Wednesday, November 23, 2011
Last Thanksgiving, I was excited to cook my first turkey in our new house. Deciding whether the time had come to use my grandmother’s china,what side dishes to prepare (sweet potatoes vs. carrots or both), which tablecloth, what time guests should arrive – all of these things had the potential to become part of a new tradition.
I was especially conscious that morning of how traditions are formed and sustained, knowing this Victorian kitchen, with its enormous vintage Vulcan range that came with the sale, clearly had been the heart of the home for the previous owners and their big family for more than half a century.
I wondered what they ate, if they fired all six burners and both ovens, who sat where, and how many people typically came.
As I was running around in my apron and hoping that the oven still had an accurate temperature reading, the doorbell rang at the back of the house. We weren't expecting anyone – yet. It was about 10 a.m. And we rarely used that entrance.
We opened the door to find a stranger in a baseball cap. He seemed to be in his mid-60s. He was holding a bottle of Greek liquor – Metaxa – and seemed as surprised to see us as we were to see him.
He also seemed a little sad, and a little embarrassed.
The man said he suspected that the home’s previous matriarch, who was in her 90s, had died recently, triggering the sale of the house. But he had to come one last time – just to make sure that all of his high school buddies weren’t gathering in the basement after the Brookline-Newton North football game (itself a century-old tradition) as they had done every year since they were teenagers. And perhaps as our boys will someday do).
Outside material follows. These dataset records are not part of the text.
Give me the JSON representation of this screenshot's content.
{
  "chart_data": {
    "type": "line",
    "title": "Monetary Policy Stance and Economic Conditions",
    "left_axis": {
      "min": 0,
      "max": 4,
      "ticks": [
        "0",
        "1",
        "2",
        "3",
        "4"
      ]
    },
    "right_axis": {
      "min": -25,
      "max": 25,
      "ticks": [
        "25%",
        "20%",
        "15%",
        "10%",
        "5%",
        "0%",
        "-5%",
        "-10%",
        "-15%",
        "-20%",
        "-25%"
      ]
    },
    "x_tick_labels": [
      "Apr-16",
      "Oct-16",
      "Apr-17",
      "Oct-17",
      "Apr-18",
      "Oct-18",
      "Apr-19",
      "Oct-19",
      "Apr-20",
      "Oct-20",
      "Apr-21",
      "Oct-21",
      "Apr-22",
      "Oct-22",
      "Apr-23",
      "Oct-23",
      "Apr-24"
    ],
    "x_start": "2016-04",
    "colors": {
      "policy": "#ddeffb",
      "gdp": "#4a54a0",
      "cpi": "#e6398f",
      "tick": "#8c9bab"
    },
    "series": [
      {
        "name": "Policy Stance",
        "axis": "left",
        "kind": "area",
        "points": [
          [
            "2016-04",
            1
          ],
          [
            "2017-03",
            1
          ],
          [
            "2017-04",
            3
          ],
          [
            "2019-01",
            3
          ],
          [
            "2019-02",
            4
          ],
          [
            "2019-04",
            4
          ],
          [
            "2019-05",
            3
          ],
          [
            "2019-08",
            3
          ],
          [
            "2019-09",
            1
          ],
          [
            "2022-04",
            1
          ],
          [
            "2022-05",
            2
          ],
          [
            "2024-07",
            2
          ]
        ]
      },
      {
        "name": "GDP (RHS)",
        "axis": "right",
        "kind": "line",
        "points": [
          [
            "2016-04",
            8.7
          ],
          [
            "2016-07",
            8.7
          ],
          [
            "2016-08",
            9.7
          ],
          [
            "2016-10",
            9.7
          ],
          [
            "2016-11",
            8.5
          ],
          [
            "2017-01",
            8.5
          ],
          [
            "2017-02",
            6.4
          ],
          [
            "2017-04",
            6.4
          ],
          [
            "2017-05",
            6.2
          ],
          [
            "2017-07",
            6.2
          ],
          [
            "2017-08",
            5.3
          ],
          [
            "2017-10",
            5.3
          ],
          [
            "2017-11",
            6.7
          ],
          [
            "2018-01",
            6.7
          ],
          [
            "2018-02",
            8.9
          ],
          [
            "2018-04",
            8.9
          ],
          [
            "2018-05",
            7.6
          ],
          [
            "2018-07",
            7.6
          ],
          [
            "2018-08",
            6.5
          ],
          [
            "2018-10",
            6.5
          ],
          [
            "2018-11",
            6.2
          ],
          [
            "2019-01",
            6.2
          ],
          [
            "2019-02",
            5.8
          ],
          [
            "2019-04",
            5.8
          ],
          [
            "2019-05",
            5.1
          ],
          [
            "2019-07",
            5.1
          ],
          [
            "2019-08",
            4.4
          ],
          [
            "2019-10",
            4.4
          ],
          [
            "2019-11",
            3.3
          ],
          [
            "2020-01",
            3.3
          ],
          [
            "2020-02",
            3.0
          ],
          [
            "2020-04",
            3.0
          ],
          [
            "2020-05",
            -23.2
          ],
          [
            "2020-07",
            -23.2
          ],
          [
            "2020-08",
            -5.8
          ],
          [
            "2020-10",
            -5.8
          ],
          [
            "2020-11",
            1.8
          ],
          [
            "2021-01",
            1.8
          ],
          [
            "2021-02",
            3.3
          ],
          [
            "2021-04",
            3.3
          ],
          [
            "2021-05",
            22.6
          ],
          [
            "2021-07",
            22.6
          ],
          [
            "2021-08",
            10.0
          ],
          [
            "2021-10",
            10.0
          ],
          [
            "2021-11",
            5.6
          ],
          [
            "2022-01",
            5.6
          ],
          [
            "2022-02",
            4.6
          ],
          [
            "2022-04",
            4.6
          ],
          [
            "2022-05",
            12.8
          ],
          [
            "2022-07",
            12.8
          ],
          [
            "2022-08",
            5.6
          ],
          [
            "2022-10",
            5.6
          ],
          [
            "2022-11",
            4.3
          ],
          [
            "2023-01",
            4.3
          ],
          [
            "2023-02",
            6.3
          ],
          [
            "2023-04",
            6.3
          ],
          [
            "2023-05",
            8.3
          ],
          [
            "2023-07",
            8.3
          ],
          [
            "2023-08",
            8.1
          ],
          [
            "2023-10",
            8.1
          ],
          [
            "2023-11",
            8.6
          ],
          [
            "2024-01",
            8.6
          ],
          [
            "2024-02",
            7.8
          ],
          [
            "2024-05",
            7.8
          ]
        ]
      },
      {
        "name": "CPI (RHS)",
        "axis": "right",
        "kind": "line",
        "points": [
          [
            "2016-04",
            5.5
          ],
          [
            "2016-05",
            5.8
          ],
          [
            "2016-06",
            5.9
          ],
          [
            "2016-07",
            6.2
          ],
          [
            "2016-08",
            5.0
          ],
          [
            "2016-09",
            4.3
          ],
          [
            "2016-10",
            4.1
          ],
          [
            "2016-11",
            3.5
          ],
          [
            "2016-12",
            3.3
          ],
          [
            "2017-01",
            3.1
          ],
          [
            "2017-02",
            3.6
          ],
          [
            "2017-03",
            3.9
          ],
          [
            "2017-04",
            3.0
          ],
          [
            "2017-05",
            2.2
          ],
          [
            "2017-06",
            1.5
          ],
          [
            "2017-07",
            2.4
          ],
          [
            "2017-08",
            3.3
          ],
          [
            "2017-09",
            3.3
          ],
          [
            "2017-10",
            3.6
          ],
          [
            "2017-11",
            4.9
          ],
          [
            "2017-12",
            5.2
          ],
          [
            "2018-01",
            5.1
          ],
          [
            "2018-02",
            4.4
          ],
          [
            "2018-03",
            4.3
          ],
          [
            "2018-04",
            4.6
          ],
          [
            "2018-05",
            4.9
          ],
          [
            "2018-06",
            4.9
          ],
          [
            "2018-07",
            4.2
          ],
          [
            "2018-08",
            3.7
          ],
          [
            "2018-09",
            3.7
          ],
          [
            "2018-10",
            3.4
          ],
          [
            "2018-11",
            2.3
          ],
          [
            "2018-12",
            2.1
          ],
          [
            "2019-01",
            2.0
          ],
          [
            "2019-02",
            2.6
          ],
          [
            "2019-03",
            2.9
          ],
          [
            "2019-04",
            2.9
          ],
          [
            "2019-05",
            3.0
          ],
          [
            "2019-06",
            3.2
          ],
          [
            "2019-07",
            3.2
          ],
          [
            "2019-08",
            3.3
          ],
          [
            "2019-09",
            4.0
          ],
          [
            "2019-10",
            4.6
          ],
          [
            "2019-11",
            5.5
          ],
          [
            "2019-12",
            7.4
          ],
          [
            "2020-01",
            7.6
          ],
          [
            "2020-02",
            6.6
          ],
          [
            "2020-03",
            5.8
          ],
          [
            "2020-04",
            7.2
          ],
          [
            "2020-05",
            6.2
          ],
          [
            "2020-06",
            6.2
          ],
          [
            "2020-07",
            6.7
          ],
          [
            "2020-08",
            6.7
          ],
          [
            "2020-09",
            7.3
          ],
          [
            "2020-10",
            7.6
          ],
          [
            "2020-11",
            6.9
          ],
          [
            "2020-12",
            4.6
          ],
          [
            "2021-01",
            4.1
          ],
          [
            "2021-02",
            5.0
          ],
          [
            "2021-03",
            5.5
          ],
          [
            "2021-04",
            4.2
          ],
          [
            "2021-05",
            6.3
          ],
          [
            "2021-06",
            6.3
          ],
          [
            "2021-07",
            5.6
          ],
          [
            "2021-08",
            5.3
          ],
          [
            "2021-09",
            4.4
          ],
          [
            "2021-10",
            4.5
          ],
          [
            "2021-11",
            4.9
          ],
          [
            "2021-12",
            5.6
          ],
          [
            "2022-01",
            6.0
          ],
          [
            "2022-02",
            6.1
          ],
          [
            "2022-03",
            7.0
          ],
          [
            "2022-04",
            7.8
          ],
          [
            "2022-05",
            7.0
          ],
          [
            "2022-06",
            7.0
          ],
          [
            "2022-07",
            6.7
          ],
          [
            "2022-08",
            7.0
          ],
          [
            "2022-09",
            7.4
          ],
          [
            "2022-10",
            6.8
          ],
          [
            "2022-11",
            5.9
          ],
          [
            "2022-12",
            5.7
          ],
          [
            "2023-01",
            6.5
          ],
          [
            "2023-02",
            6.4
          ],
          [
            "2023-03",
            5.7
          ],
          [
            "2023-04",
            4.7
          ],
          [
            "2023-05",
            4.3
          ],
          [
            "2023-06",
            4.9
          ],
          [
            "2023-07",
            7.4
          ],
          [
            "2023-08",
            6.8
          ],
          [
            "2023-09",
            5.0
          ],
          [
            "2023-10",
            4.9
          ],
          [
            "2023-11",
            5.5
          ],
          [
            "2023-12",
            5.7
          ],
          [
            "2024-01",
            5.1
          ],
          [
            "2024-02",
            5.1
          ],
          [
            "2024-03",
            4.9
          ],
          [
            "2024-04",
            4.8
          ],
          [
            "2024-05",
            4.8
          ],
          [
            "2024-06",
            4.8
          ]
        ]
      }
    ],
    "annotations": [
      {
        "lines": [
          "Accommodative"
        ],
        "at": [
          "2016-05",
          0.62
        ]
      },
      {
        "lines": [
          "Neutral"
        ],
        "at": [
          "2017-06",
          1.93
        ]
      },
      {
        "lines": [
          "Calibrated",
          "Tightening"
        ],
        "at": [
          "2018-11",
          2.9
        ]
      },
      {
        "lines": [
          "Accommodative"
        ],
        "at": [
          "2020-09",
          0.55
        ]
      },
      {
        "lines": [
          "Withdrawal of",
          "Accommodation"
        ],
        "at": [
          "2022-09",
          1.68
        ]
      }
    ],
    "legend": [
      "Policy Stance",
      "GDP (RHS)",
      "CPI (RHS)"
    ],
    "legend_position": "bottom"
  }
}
We knew his story was true -- our neighbors had told us about this huge annual event that filled the backyard and the cellar for the last 50 years, explaining why our basement had been outfitted as a man cave with a bar, mounted television and a pool table.
Please come in, we said.
He was the grog maker of the group and sheepishly held up his bottle toward the steaming stove top. We half jokingly told him to feel free to make the brew. He laughed.
We offered to give him a tour beyond the kitchen. He made it as far as the dining room, where the table was already set, and then he demurred to see more, knowing that the house had changed enough.
But we wouldn’t let him leave. We had questions.
Tell us about your friends -- the four brothers who grew up here. What had become of them? He told us what they did, where they lived, what they were like.
We imagined them, once upon a time, bounding up and down the stairs, as our three sons do now.
The stranger told us about the patriarch, a restaurateur who had died years before, whose name is still painted on the window of the greenhouse.
The mother, he said, had worked at her son’s sneaker company later in life. And, he said as his eyes saw a past that we could not, they all loved the post-Thanksgiving game tradition.
He warmly obliged us for about 15 minutes before saying he should go; he had some friends to call and a long drive home ahead of him.
As he went out the back, we said goodbye, and closed the door behind him, feeling a rush of cold air.
Walking back to the stove, I appreciated it a little more, and wondered if our new traditions would last as long as the grog maker’s.
This Thanksgiving, I don’t expect the backdoor bell to ring again, but would be happy if it did.